The upper disc was held over the lower one, and apart from it, by a cord passing and looped over the tin case of a torpedo, securely attached to a frame. This torpedo, or cartridge of dynamite, was provided with a detonator, from which two wires passed to a small battery situated twenty-one hundred feet distant. The torpedo was fired by closing this circuit with a Morse's key : the cord being severed, allowed the upper disc to descend upon the lower, and thus close the circuit of the great batteries.

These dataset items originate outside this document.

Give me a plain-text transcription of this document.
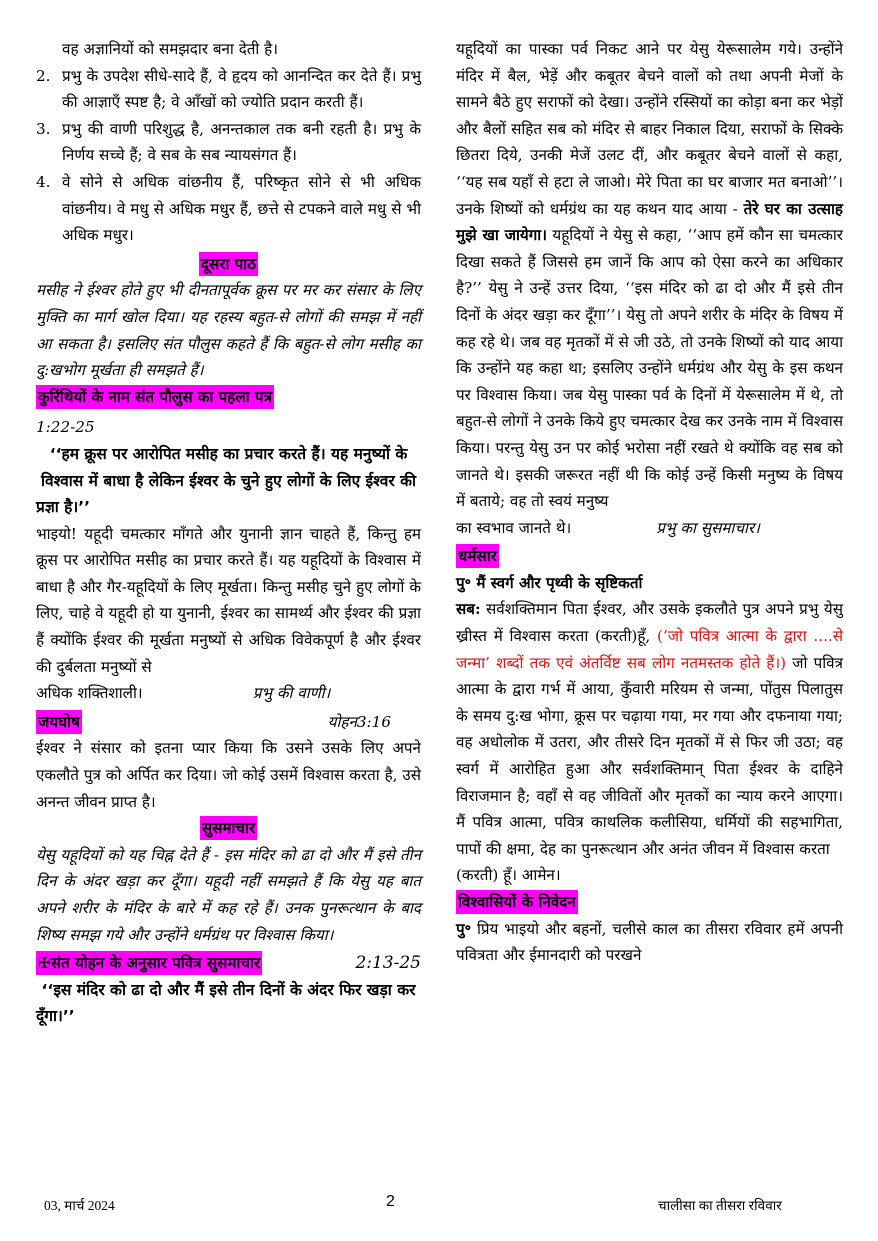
वह अज्ञानियों को समझदार बना देती है।

2. प्रभु के उपदेश सीधे-सादे हैं, वे हृदय को आनन्दित कर देते हैं। प्रभु की आज्ञाएँ स्पष्ट है; वे आँखों को ज्योति प्रदान करती हैं।
3. प्रभु की वाणी परिशुद्ध है, अनन्तकाल तक बनी रहती है। प्रभु के निर्णय सच्चे हैं; वे सब के सब न्यायसंगत हैं।
4. वे सोने से अधिक वांछनीय हैं, परिष्कृत सोने से भी अधिक वांछनीय। वे मधु से अधिक मधुर हैं, छत्ते से टपकने वाले मधु से भी अधिक मधुर।
दूसरा पाठ

मसीह ने ईश्वर होते हुए भी दीनतापूर्वक क्रूस पर मर कर संसार के लिए मुक्ति का मार्ग खोल दिया। यह रहस्य बहुत-से लोगों की समझ में नहीं आ सकता है। इसलिए संत पौलुस कहते हैं कि बहुत-से लोग मसीह का दु:खभोग मूर्खता ही समझते हैं।

कुरिंथियों के नाम संत पौलुस का पहला पत्र

1:22-25

‘‘हम क्रूस पर आरोपित मसीह का प्रचार करते हैं। यह मनुष्यों के विश्वास में बाधा है लेकिन ईश्वर के चुने हुए लोगों के लिए ईश्वर की प्रज्ञा है।’’

भाइयो! यहूदी चमत्कार माँगते और युनानी ज्ञान चाहते हैं, किन्तु हम क्रूस पर आरोपित मसीह का प्रचार करते हैं। यह यहूदियों के विश्वास में बाधा है और गैर-यहूदियों के लिए मूर्खता। किन्तु मसीह चुने हुए लोगों के लिए, चाहे वे यहूदी हो या युनानी, ईश्वर का सामर्थ्य और ईश्वर की प्रज्ञा हैं क्योंकि ईश्वर की मूर्खता मनुष्यों से अधिक विवेकपूर्ण है और ईश्वर की दुर्बलता मनुष्यों से

अधिक शक्तिशाली।	प्रभु की वाणी।
जयघोष	योहन3:16

ईश्वर ने संसार को इतना प्यार किया कि उसने उसके लिए अपने एकलौते पुत्र को अर्पित कर दिया। जो कोई उसमें विश्वास करता है, उसे अनन्त जीवन प्राप्त है।

सुसमाचार

येसु यहूदियों को यह चिह्न देते हैं - इस मंदिर को ढा दो और मैं इसे तीन दिन के अंदर खड़ा कर दूँगा। यहूदी नहीं समझते हैं कि येसु यह बात अपने शरीर के मंदिर के बारे में कह रहे हैं। उनक पुनरूत्थान के बाद शिष्य समझ गये और उन्होंने धर्मग्रंथ पर विश्वास किया।

✠संत योहन के अनुसार पवित्र सुसमाचार	2:13-25

‘‘इस मंदिर को ढा दो और मैं इसे तीन दिनों के अंदर फिर खड़ा कर दूँगा।’’

यहूदियों का पास्का पर्व निकट आने पर येसु येरूसालेम गये। उन्होंने मंदिर में बैल, भेड़ें और कबूतर बेचने वालों को तथा अपनी मेजों के सामने बैठे हुए सराफों को देखा। उन्होंने रस्सियों का कोड़ा बना कर भेड़ों और बैलों सहित सब को मंदिर से बाहर निकाल दिया, सराफों के सिक्के छितरा दिये, उनकी मेजें उलट दीं, और कबूतर बेचने वालों से कहा, ‘‘यह सब यहाँ से हटा ले जाओ। मेरे पिता का घर बाजार मत बनाओ’’। उनके शिष्यों को धर्मग्रंथ का यह कथन याद आया - तेरे घर का उत्साह मुझे खा जायेगा। यहूदियों ने येसु से कहा, ‘‘आप हमें कौन सा चमत्कार दिखा सकते हैं जिससे हम जानें कि आप को ऐसा करने का अधिकार है?’’ येसु ने उन्हें उत्तर दिया, ‘‘इस मंदिर को ढा दो और मैं इसे तीन दिनों के अंदर खड़ा कर दूँगा’’। येसु तो अपने शरीर के मंदिर के विषय में कह रहे थे। जब वह मृतकों में से जी उठे, तो उनके शिष्यों को याद आया कि उन्होंने यह कहा था; इसलिए उन्होंने धर्मग्रंथ और येसु के इस कथन पर विश्वास किया। जब येसु पास्का पर्व के दिनों में येरूसालेम में थे, तो बहुत-से लोगों ने उनके किये हुए चमत्कार देख कर उनके नाम में विश्वास किया। परन्तु येसु उन पर कोई भरोसा नहीं रखते थे क्योंकि वह सब को जानते थे। इसकी जरूरत नहीं थी कि कोई उन्हें किसी मनुष्य के विषय में बताये; वह तो स्वयं मनुष्य

का स्वभाव जानते थे।	प्रभु का सुसमाचार।
धर्मसार

पु॰ मैं स्वर्ग और पृथ्वी के सृष्टिकर्ता

सब: सर्वशक्तिमान पिता ईश्वर, और उसके इकलौते पुत्र अपने प्रभु येसु ख्रीस्त में विश्वास करता (करती)हूँ, (‘जो पवित्र आत्मा के द्वारा ....से जन्मा’ शब्दों तक एवं अंतर्विष्ट सब लोग नतमस्तक होते हैं।) जो पवित्र आत्मा के द्वारा गर्भ में आया, कुँवारी मरियम से जन्मा, पोंतुस पिलातुस के समय दु:ख भोगा, क्रूस पर चढ़ाया गया, मर गया और दफनाया गया; वह अधोलोक में उतरा, और तीसरे दिन मृतकों में से फिर जी उठा; वह स्वर्ग में आरोहित हुआ और सर्वशक्तिमान् पिता ईश्वर के दाहिने विराजमान है; वहाँ से वह जीवितों और मृतकों का न्याय करने आएगा। मैं पवित्र आत्मा, पवित्र काथलिक कलीसिया, धर्मियों की सहभागिता, पापों की क्षमा, देह का पुनरूत्थान और अनंत जीवन में विश्वास करता

(करती) हूँ। आमेन।

विश्वासियों के निवेदन

पु॰ प्रिय भाइयो और बहनों, चलीसे काल का तीसरा रविवार हमें अपनी पवित्रता और ईमानदारी को परखने

03, मार्च 2024	2	चालीसा का तीसरा रविवार
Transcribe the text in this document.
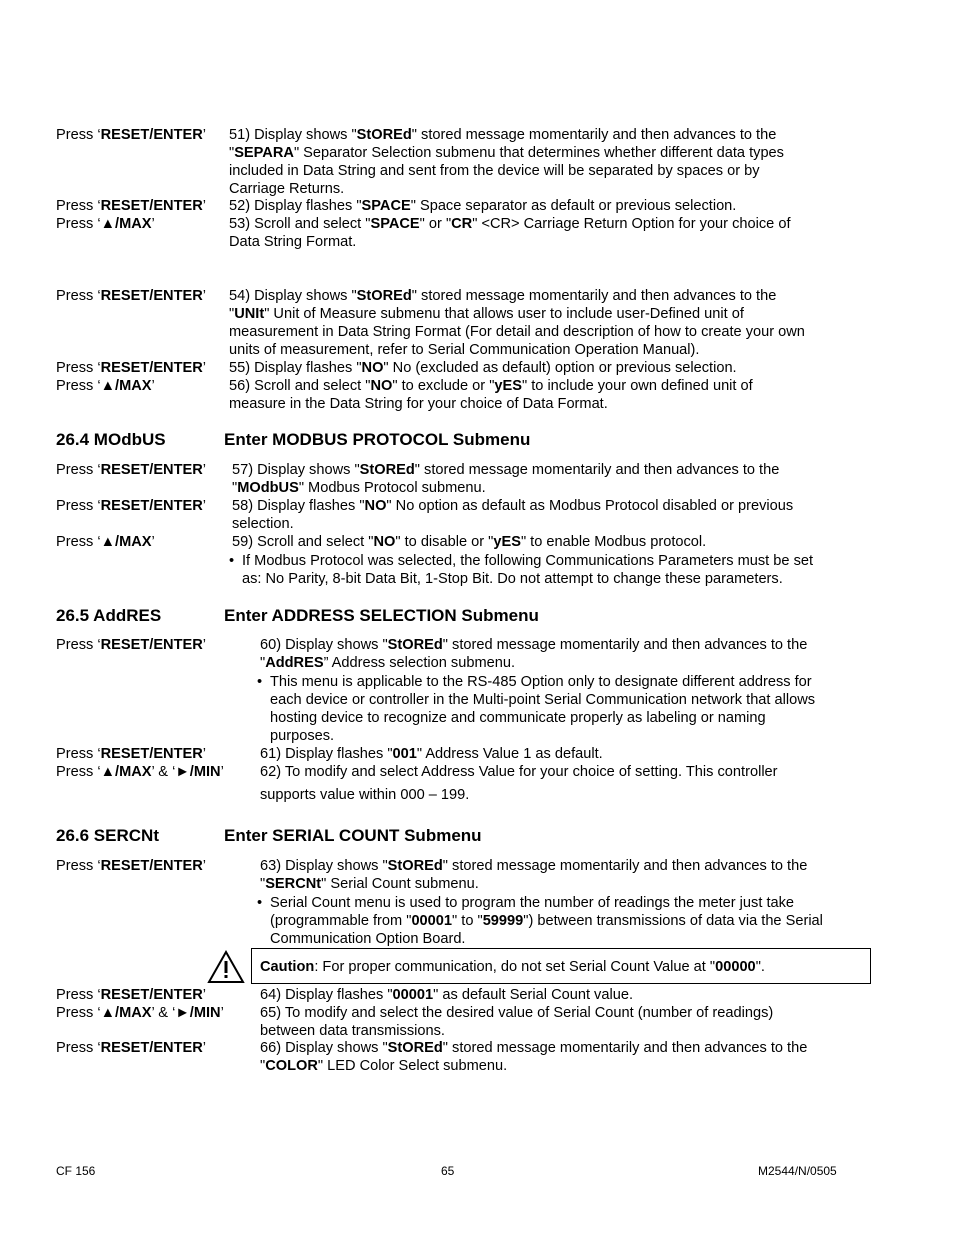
26.4 MOdbUS	Enter MODBUS PROTOCOL Submenu
26.5 AddRES	Enter ADDRESS SELECTION Submenu
26.6 SERCNt	Enter SERIAL COUNT Submenu
Press ‘RESET/ENTER’ 51) Display shows "StOREd" stored message momentarily and then advances to the
"SEPARA" Separator Selection submenu that determines whether different data types
included in Data String and sent from the device will be separated by spaces or by
Carriage Returns.
Press ‘RESET/ENTER’ 52) Display flashes "SPACE" Space separator as default or previous selection.
Press ‘▲/MAX’	53) Scroll and select "SPACE" or "CR" <CR> Carriage Return Option for your choice of
Data String Format.
Press ‘RESET/ENTER’ 54) Display shows "StOREd" stored message momentarily and then advances to the
"UNIt" Unit of Measure submenu that allows user to include user-Defined unit of
measurement in Data String Format (For detail and description of how to create your own
units of measurement, refer to Serial Communication Operation Manual).
Press ‘RESET/ENTER’ 55) Display flashes "NO" No (excluded as default) option or previous selection.
Press ‘▲/MAX’	56) Scroll and select "NO" to exclude or "yES" to include your own defined unit of
measure in the Data String for your choice of Data Format.
Press ‘RESET/ENTER’ 57) Display shows "StOREd" stored message momentarily and then advances to the
"MOdbUS" Modbus Protocol submenu.
Press ‘RESET/ENTER’ 58) Display flashes "NO" No option as default as Modbus Protocol disabled or previous
selection.
Press ‘▲/MAX’	59) Scroll and select "NO" to disable or "yES" to enable Modbus protocol.
• If Modbus Protocol was selected, the following Communications Parameters must be set
as: No Parity, 8-bit Data Bit, 1-Stop Bit. Do not attempt to change these parameters.
Press ‘RESET/ENTER’	60) Display shows "StOREd" stored message momentarily and then advances to the
"AddRES” Address selection submenu.
• This menu is applicable to the RS-485 Option only to designate different address for
each device or controller in the Multi-point Serial Communication network that allows
hosting device to recognize and communicate properly as labeling or naming
purposes.
Press ‘RESET/ENTER’	61) Display flashes "001" Address Value 1 as default.
Press ‘▲/MAX’ & ‘►/MIN’ 62) To modify and select Address Value for your choice of setting. This controller
supports value within 000 – 199.
Press ‘RESET/ENTER’	63) Display shows "StOREd" stored message momentarily and then advances to the
"SERCNt" Serial Count submenu.
• Serial Count menu is used to program the number of readings the meter just take
(programmable from "00001" to "59999") between transmissions of data via the Serial
Communication Option Board.
Caution: For proper communication, do not set Serial Count Value at "00000".
Press ‘RESET/ENTER’	64) Display flashes "00001" as default Serial Count value.
Press ‘▲/MAX’ & ‘►/MIN’ 65) To modify and select the desired value of Serial Count (number of readings)
between data transmissions.
Press ‘RESET/ENTER’	66) Display shows "StOREd" stored message momentarily and then advances to the
"COLOR" LED Color Select submenu.
CF 156	65	M2544/N/0505
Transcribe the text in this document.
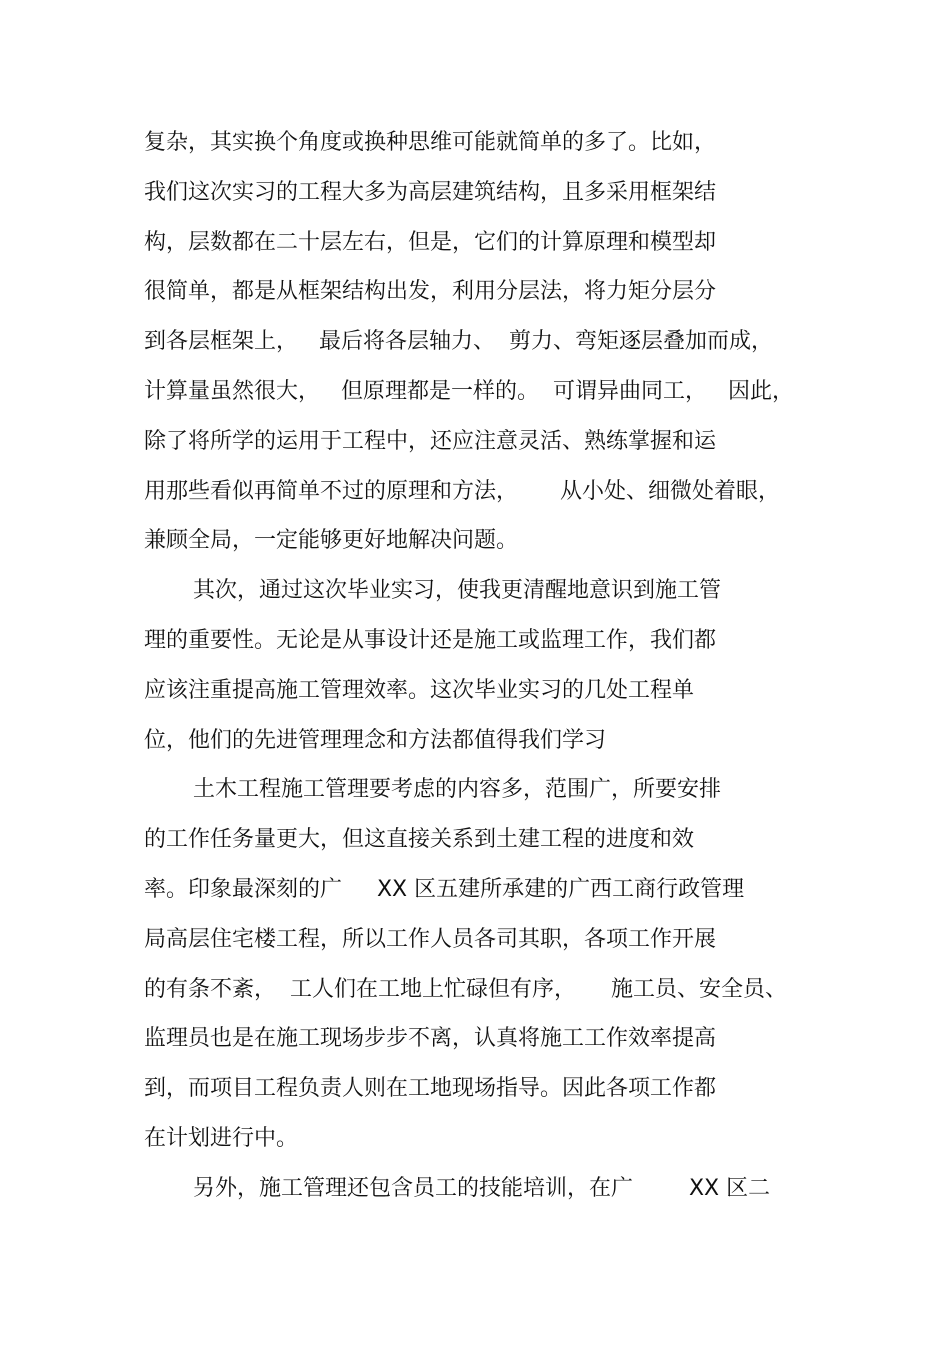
复杂，其实换个角度或换种思维可能就简单的多了。比如，

我们这次实习的工程大多为高层建筑结构，且多采用框架结

构，层数都在二十层左右，但是，它们的计算原理和模型却

很简单，都是从框架结构出发，利用分层法，将力矩分层分

到各层框架上，   最后将各层轴力、  剪力、弯矩逐层叠加而成，

计算量虽然很大，   但原理都是一样的。  可谓异曲同工，   因此，

除了将所学的运用于工程中，还应注意灵活、熟练掌握和运

用那些看似再简单不过的原理和方法，      从小处、细微处着眼，

兼顾全局，一定能够更好地解决问题。

其次，通过这次毕业实习，使我更清醒地意识到施工管

理的重要性。无论是从事设计还是施工或监理工作，我们都

应该注重提高施工管理效率。这次毕业实习的几处工程单

位，他们的先进管理理念和方法都值得我们学习

土木工程施工管理要考虑的内容多，范围广，所要安排

的工作任务量更大，但这直接关系到土建工程的进度和效

率。印象最深刻的广     XX 区五建所承建的广西工商行政管理

局高层住宅楼工程，所以工作人员各司其职，各项工作开展

的有条不紊，  工人们在工地上忙碌但有序，     施工员、安全员、

监理员也是在施工现场步步不离，认真将施工工作效率提高

到，而项目工程负责人则在工地现场指导。因此各项工作都

在计划进行中。

另外，施工管理还包含员工的技能培训，在广        XX 区二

The siphon was started at 12.07 a.m. on September 23, and at 7.30 p.m. the excavations were filled to the level of the tide.
The mines were fired at three seconds past 2.50 p.m., on September 24, 1876.
The explosion was distinguished by the absence of hurtful shock in the atmosphere, in the water, or under ground.
The elevation of spray, vapor, and gases, projected upward, reached to the height of a hundred and twenty-three feet, measured at the centre and highest point. The quantity of water actually raised was trifling, as evidenced by the almost total absence of a propagated wave. The explosive effort in the air was not perceptible ; the glass in buildings close to the dam, and of one in particular along the shore-line of the shaft itself, not having in a single instance been broken.
The underground shock was trifling, but perceptibly felt in the cities of New York and Brooklyn. Along the line of the reef, a little plastering was dislodged from a ceiling in a house a hundred and fifty yards, and in two houses six thousand yards, from the work.
The new facts obtained by this experience were:
- 1st, that an unlimited amount of explosives, distributed in blast-holes in moderate charges, proportioned to the work to be done, thoroughly confined in the rock, and tamped with water, may be fired without damage to surrounding objects.
- 2nd, that an unlimited number of mines may be simultaneously fired by passing electric currents through the platinum-wire bridges of detonators.
The total cubic contents demolished by the explosion were 63,135 cubic yards solid. On the different suppositions for the broken debris of once and a half, and of twice, the original volume, there would result respectively 94,702.5 and 126,370 cubic yards.
The contractor was set at work removing the broken rock with a steam-grapple. The cost to the government is $2.40 per ton of 2,240 pounds.
The quantity of broken stone to be grappled in order to obtain a depth of twenty-eight feet was 45,488 cubic yards.